Care Manager, LTSS (RN)

Molina HealthcareLong Beach, CA
Hybrid

About The Position

This RN will act as a Care Coordinator (Long Term Care Services) supporting our Medicaid and Medicare dual members. The Care Coordinator will support them to ensure their long-term services and support needs are met. The position is a combination of phone call outreach and in person meetings with the members in homes. Excellent computer skills and attention to detail are very important to multitask between systems, talk with members on the phone, and enter accurate contact notes. This is a remote position with substantial field work and productivity is important. Preferred candidates will have previous case management, managed care, or inpatient hospital experience. Experience in a behavioral health setting would be a plus. TRAVEL in the field to member homes in the local service delivery area (Macomb and Wayne County) to meet with the members. Mileage is reimbursed as part of our benefit package.

Requirements

  • At least 2 years of experience in health care, including at least 1 year experience in care management, managed care, and/or experience in a medical or behavioral health setting, and at least 1 year of experience working with persons with disabilities, chronic conditions, substance abuse disorders, and long-term services and supports (LTSS), or equivalent combination of relevant education and experience.
  • Registered Nurse (RN).

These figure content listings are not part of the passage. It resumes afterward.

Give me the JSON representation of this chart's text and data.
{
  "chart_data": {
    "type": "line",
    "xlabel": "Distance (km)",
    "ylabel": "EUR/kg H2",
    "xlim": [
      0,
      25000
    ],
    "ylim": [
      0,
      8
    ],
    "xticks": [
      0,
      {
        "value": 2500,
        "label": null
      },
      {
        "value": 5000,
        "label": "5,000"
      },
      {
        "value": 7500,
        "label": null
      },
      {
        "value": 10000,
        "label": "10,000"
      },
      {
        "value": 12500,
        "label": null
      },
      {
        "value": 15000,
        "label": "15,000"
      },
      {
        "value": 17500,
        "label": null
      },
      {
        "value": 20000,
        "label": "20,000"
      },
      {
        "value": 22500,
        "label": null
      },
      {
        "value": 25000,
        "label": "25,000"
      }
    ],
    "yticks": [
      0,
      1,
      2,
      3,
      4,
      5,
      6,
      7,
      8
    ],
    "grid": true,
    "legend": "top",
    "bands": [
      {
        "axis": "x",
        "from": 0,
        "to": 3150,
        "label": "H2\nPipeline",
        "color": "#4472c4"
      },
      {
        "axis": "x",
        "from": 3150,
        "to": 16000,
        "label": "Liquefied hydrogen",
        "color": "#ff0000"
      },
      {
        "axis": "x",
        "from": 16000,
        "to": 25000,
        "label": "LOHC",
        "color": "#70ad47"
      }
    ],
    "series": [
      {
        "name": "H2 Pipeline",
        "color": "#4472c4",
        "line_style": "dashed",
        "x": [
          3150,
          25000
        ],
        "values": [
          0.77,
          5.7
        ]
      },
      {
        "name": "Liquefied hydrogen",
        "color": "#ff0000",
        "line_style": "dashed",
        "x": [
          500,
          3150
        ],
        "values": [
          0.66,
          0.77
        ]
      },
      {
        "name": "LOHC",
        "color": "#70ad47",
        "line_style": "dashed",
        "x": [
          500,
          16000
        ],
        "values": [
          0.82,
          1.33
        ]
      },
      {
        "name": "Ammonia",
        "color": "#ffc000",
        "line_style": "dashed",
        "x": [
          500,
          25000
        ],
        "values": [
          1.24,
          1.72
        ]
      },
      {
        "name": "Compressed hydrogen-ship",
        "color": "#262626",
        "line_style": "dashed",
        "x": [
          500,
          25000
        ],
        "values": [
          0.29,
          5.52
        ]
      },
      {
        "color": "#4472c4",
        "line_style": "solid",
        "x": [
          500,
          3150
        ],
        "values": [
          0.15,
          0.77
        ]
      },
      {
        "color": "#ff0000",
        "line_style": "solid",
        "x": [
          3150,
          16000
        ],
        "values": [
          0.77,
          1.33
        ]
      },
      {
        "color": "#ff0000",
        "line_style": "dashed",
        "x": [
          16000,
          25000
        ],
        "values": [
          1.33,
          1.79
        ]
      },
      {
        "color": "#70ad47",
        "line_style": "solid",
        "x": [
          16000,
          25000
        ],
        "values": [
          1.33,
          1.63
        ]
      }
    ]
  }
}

License must be active and unrestricted in state of practice.
  • In some states, a bachelor's degree in a health care related field may be required (dependent upon state/contractual requirements).
  • Valid and unrestricted driver's license, reliable transportation, and adequate auto insurance for job related travel requirements, unless otherwise required by law.
  • Ability to operate proactively and demonstrate detail-oriented work.
  • Demonstrated knowledge of community resources.
  • Ability to work within a variety of settings and adjust style as needed - working with diverse populations and various personalities and personal situations.
  • Ability to work independently, with minimal supervision and demonstrate self-motivation.
  • Responsiveness in all forms of communication, and ability to remain calm in high-pressure situations.
  • Ability to develop and maintain professional relationships.
  • Time-management and prioritization skills, and ability to focus on multiple projects simultaneously and adapt to change.
  • Problem-solving skills.
  • Strong verbal and written communication skills.
  • Microsoft Office suite/applicable software program(s) proficiency.
  • In some states, must have at least one year of experience working directly with individuals with substance use disorders.

Nice To Haves

  • Experience working with populations that receive waiver services.

Responsibilities

  • Completes comprehensive member assessments within regulated timelines, including in-person home visits as required.
  • Facilitates comprehensive waiver enrollment and disenrollment processes.
  • Develops and implements care plans, including a waiver service plan in collaboration with members, caregivers, physicians and/or other appropriate health care professionals and member support network to address the member needs and goals.
  • Performs ongoing monitoring of care plan to evaluate effectiveness, document interventions and goal achievement, and suggest changes accordingly.
  • Promotes integration of services for members including behavioral health care and long-term services and supports (LTSS) and home and community resources to enhance continuity of care.
  • Assesses for medical necessity and authorizes all appropriate waiver services.
  • Evaluates covered benefits and advises appropriately regarding funding sources.
  • Facilitates interdisciplinary care team (ICT) meetings for approval or denial of services and informal ICT collaboration.
  • Uses motivational interviewing and Molina clinical guideposts to educate, support and motivate change during member contacts.
  • Assesses for barriers to care and provides care coordination and assistance to members to address psycho/social, financial, and medical obstacles concerns.
  • Identifies critical incidents and develops prevention plans to assure member health and welfare.
  • May provide consultation, resources and recommendations to peers as needed.
  • Care manager RNs may be assigned complex member cases and medication regimens.
  • Care manager RNs may conduct medication reconciliation as needed.
  • 25-40% estimated local travel may be required (based upon state/contractual requirements).

Benefits

  • Mileage is reimbursed as part of our benefit package.